No es que yo ande por ahí escuchando reggaeton o yendo a discotecas full paisas o algo así. De hecho, según YouTube, este adefesio de la Independent viene sonando desde finales de 2012. Justamente eso es lo más grave, es una mierda expansiva, nos invade como un cáncer y llega hasta nuestros espacios más sagrados, como los taxis. Creo que era miércoles cuando la oí. Terminaba otra ajetreada jornada laboral, y la quincena aún se veía inalcanzable en el calendario. Cuando subí agradecí que el taxista no viniera oyendo ese invento del demonio llamado Candela Estéreo, ni ese poco de emisoras de costeños triunfando en Bogotá explotando su propia corronchera. Lo que sonaba era algo más intrascendente, irreconocible entre pitos y rugidos de motores. Su gorra del Nacional y su chaqueta gigante levantaban serias sospechas, sin embargo.
Entonces se me vino encima la ola más descarnada de reggaetones que jamás hubiera escuchado. Acá no había filtro, no había selección de éxitos ligeros cachacas-friendly o canciones efectivas para el arrecostón en pista. Era lo duro, ‘música urbana’ en su estado más puro, las retahílas más underground del barrio a todo volumen. Nadie puede pensar así. Lo intenté y solo se me venía a la mente un popurrí de escenas de todas las Rápido y Furioso. Uno atrás de otro, gritaban J. Byron, Ringo y Chichipato, los Alkizoofílicos, Jayder el Chanda y otros nombres de pesadilla. Sus versos me hacían asombrar ante la absoluta indiferencia del taxista frente a la actualidad nacional.
El país cumplía como 15 días de paro agrario; la Selección Colombia empezaba a acordarse de que es la Selección Colombia; Nicaragua estaba a punto de reclamar soberanía sobre el castillo de San Felipe de Cartagena y el Muelle de Puerto Colombia, y sin embargo el conductor venía en una actitud toda santista.

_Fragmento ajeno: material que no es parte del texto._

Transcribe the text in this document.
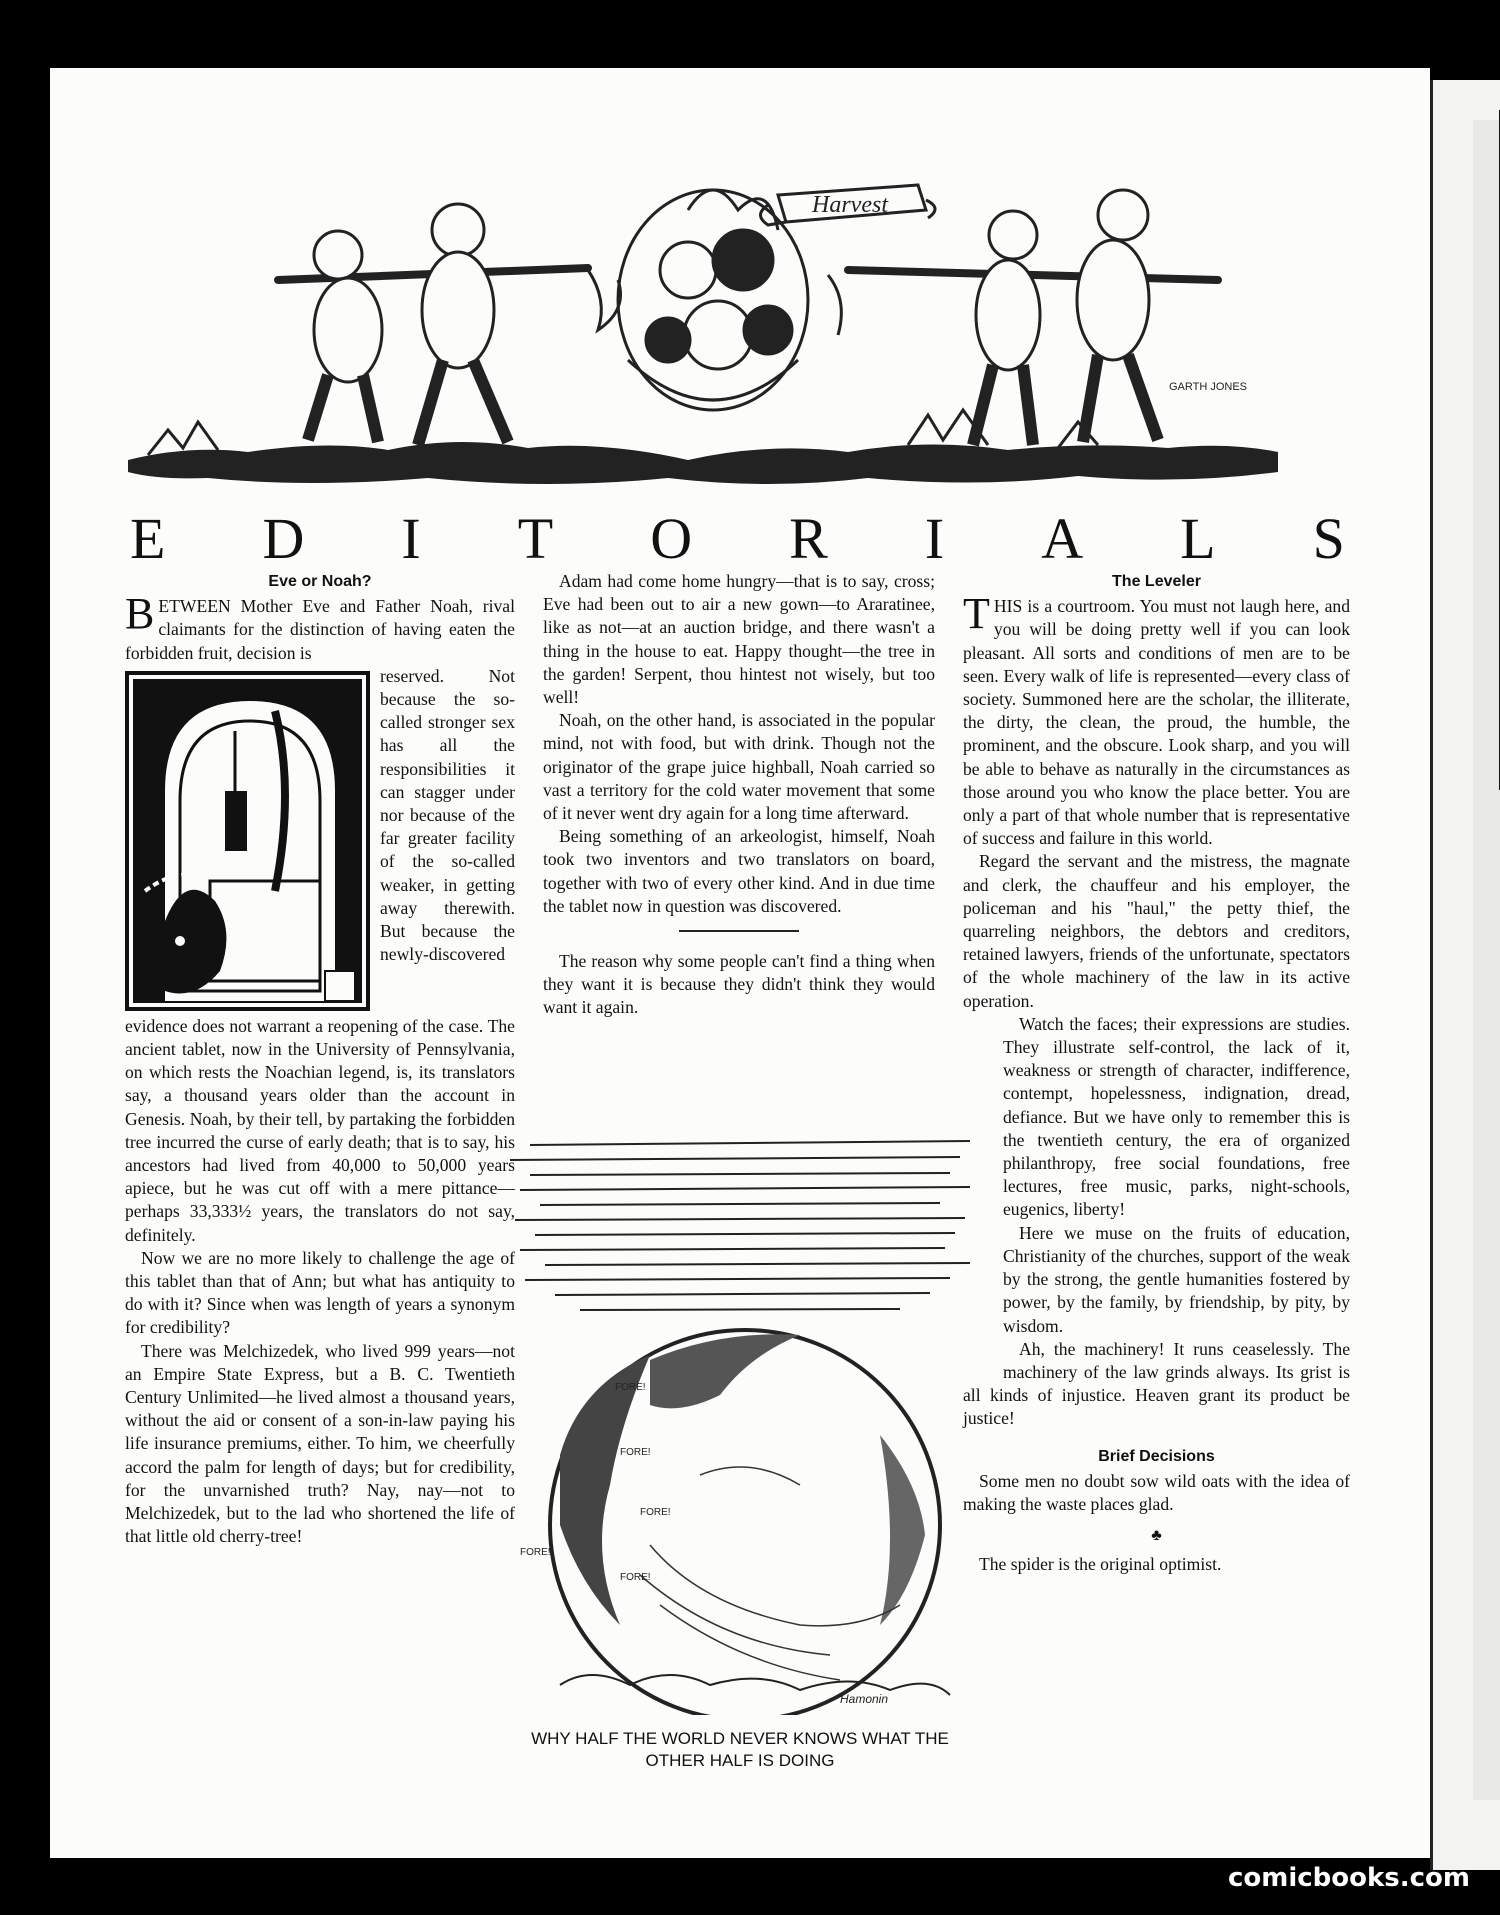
Harvest
GARTH JONES
E D I T O R I A L S
Eve or Noah?

BETWEEN Mother Eve and Father Noah, rival claimants for the distinction of having eaten the forbidden fruit, decision is

reserved. Not because the so-called stronger sex has all the responsibilities it can stagger under nor because of the far greater facility of the so-called weaker, in getting away therewith. But because the newly-discovered

evidence does not warrant a reopening of the case. The ancient tablet, now in the University of Pennsylvania, on which rests the Noachian legend, is, its translators say, a thousand years older than the account in Genesis. Noah, by their tell, by partaking the forbidden tree incurred the curse of early death; that is to say, his ancestors had lived from 40,000 to 50,000 years apiece, but he was cut off with a mere pittance—perhaps 33,333½ years, the translators do not say, definitely.

Now we are no more likely to challenge the age of this tablet than that of Ann; but what has antiquity to do with it? Since when was length of years a synonym for credibility?

There was Melchizedek, who lived 999 years—not an Empire State Express, but a B. C. Twentieth Century Unlimited—he lived almost a thousand years, without the aid or consent of a son-in-law paying his life insurance premiums, either. To him, we cheerfully accord the palm for length of days; but for credibility, for the unvarnished truth? Nay, nay—not to Melchizedek, but to the lad who shortened the life of that little old cherry-tree!

Adam had come home hungry—that is to say, cross; Eve had been out to air a new gown—to Araratinee, like as not—at an auction bridge, and there wasn't a thing in the house to eat. Happy thought—the tree in the garden! Serpent, thou hintest not wisely, but too well!

Noah, on the other hand, is associated in the popular mind, not with food, but with drink. Though not the originator of the grape juice highball, Noah carried so vast a territory for the cold water movement that some of it never went dry again for a long time afterward.

Being something of an arkeologist, himself, Noah took two inventors and two translators on board, together with two of every other kind. And in due time the tablet now in question was discovered.

The reason why some people can't find a thing when they want it is because they didn't think they would want it again.

FORE!
FORE!
FORE!
FORE!
FORE!
Hamonin
WHY HALF THE WORLD NEVER KNOWS WHAT THE OTHER HALF IS DOING
The Leveler

THIS is a courtroom. You must not laugh here, and you will be doing pretty well if you can look pleasant. All sorts and conditions of men are to be seen. Every walk of life is represented—every class of society. Summoned here are the scholar, the illiterate, the dirty, the clean, the proud, the humble, the prominent, and the obscure. Look sharp, and you will be able to behave as naturally in the circumstances as those around you who know the place better. You are only a part of that whole number that is representative of success and failure in this world.

Regard the servant and the mistress, the magnate and clerk, the chauffeur and his employer, the policeman and his "haul," the petty thief, the quarreling neighbors, the debtors and creditors, retained lawyers, friends of the unfortunate, spectators of the whole machinery of the law in its active operation.

Watch the faces; their expressions are studies. They illustrate self-control, the lack of it, weakness or strength of character, indifference, contempt, hopelessness, indignation, dread, defiance. But we have only to remember this is the twentieth century, the era of organized philanthropy, free social foundations, free lectures, free music, parks, night-schools, eugenics, liberty!

Here we muse on the fruits of education, Christianity of the churches, support of the weak by the strong, the gentle humanities fostered by power, by the family, by friendship, by pity, by wisdom.

Ah, the machinery! It runs ceaselessly. The machinery of the law grinds always. Its grist is all kinds of injustice. Heaven grant its product be justice!

Brief Decisions

Some men no doubt sow wild oats with the idea of making the waste places glad.

♣

The spider is the original optimist.

comicbooks.com
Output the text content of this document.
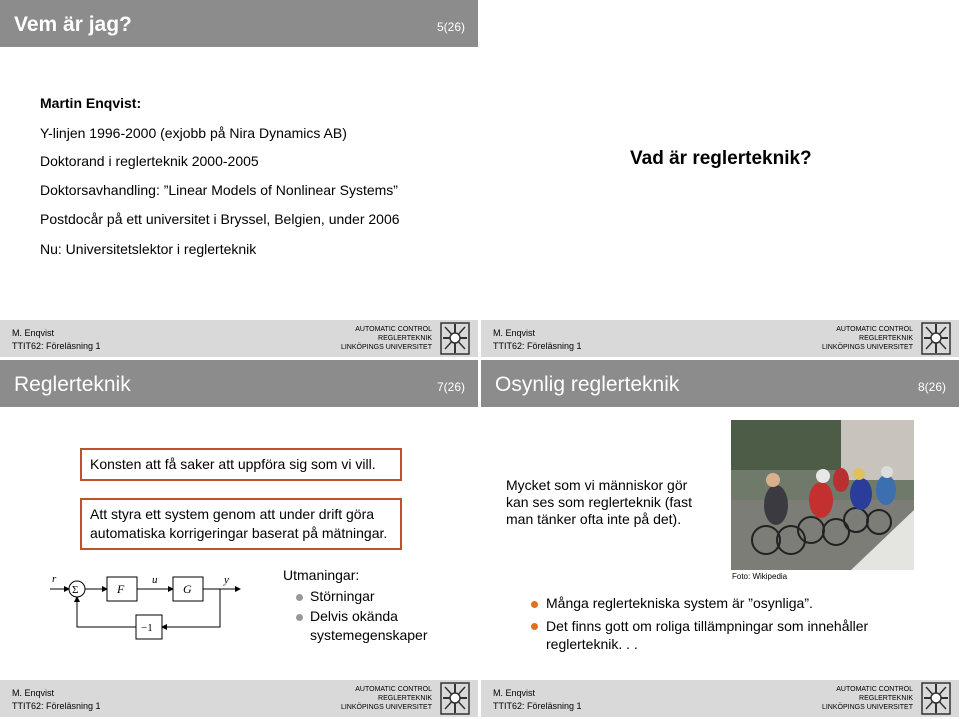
Vem är jag?	5(26)
Martin Enqvist:
Y-linjen 1996-2000 (exjobb på Nira Dynamics AB)
Doktorand i reglerteknik 2000-2005
Doktorsavhandling: ”Linear Models of Nonlinear Systems”
Postdocår på ett universitet i Bryssel, Belgien, under 2006
Nu: Universitetslektor i reglerteknik
M. Enqvist
TTIT62: Föreläsning 1
AUTOMATIC CONTROL
REGLERTEKNIK
LINKÖPINGS UNIVERSITET
Vad är reglerteknik?
M. Enqvist
TTIT62: Föreläsning 1
AUTOMATIC CONTROL
REGLERTEKNIK
LINKÖPINGS UNIVERSITET
Reglerteknik	7(26)
Konsten att få saker att uppföra sig som vi vill.
Att styra ett system genom att under drift göra
automatiska korrigeringar baserat på mätningar.
r
Σ	F
u
G
y
−1
Utmaningar:
Störningar
Delvis okända
systemegenskaper
M. Enqvist
TTIT62: Föreläsning 1
AUTOMATIC CONTROL
REGLERTEKNIK
LINKÖPINGS UNIVERSITET
Osynlig reglerteknik	8(26)
Mycket som vi människor gör
kan ses som reglerteknik (fast
man tänker ofta inte på det).
Foto: Wikipedia
Många reglertekniska system är ”osynliga”.
Det finns gott om roliga tillämpningar som innehåller
reglerteknik. . .
M. Enqvist
TTIT62: Föreläsning 1
AUTOMATIC CONTROL
REGLERTEKNIK
LINKÖPINGS UNIVERSITET
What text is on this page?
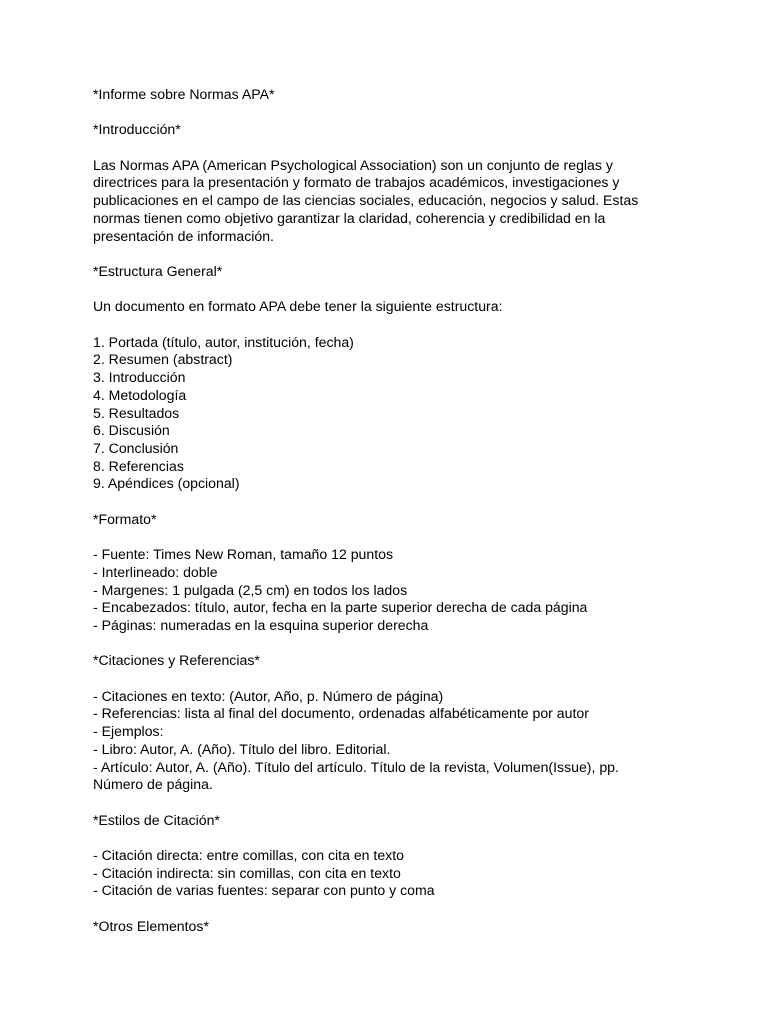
*Informe sobre Normas APA*

*Introducción*

Las Normas APA (American Psychological Association) son un conjunto de reglas y

directrices para la presentación y formato de trabajos académicos, investigaciones y

publicaciones en el campo de las ciencias sociales, educación, negocios y salud. Estas

normas tienen como objetivo garantizar la claridad, coherencia y credibilidad en la

presentación de información.

*Estructura General*

Un documento en formato APA debe tener la siguiente estructura:

1. Portada (título, autor, institución, fecha)

2. Resumen (abstract)

3. Introducción

4. Metodología

5. Resultados

6. Discusión

7. Conclusión

8. Referencias

9. Apéndices (opcional)

*Formato*

- Fuente: Times New Roman, tamaño 12 puntos

- Interlineado: doble

- Margenes: 1 pulgada (2,5 cm) en todos los lados

- Encabezados: título, autor, fecha en la parte superior derecha de cada página

- Páginas: numeradas en la esquina superior derecha

*Citaciones y Referencias*

- Citaciones en texto: (Autor, Año, p. Número de página)

- Referencias: lista al final del documento, ordenadas alfabéticamente por autor

- Ejemplos:

- Libro: Autor, A. (Año). Título del libro. Editorial.

- Artículo: Autor, A. (Año). Título del artículo. Título de la revista, Volumen(Issue), pp.

Número de página.

*Estilos de Citación*

- Citación directa: entre comillas, con cita en texto

- Citación indirecta: sin comillas, con cita en texto

- Citación de varias fuentes: separar con punto y coma

*Otros Elementos*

O no le importaba nada de lo que pasaba o no se daba cuenta, firme en su posición de “ese tal semáforo en rojo no existe”, dejando sonar un MP3 con los ‘3.001 éxitos de reggaeton que no querías escuchar pero terminarás youtubeando en tu apartamento’.
Llevábamos más de 15 minutos atascados en un trancón que parecía infinito. Este hijo de árbitro con trabajadora sexual tenía un don natural para encontrar las vías más congestionadas. Los versos cada vez se hacían más perversos, más intolerables, y la situación estaba evolucionando a una pequeña tortura china. Sofocado en las entrañas de un gusano interminable de pitos, metales chirriando, frenadas, gases ácidos golpeando la nariz, humos peándote la cara, y motos y motos lanzándose de repente por la ventanilla, haciendo palpar el miedo de que te roben a lo Daft Punk.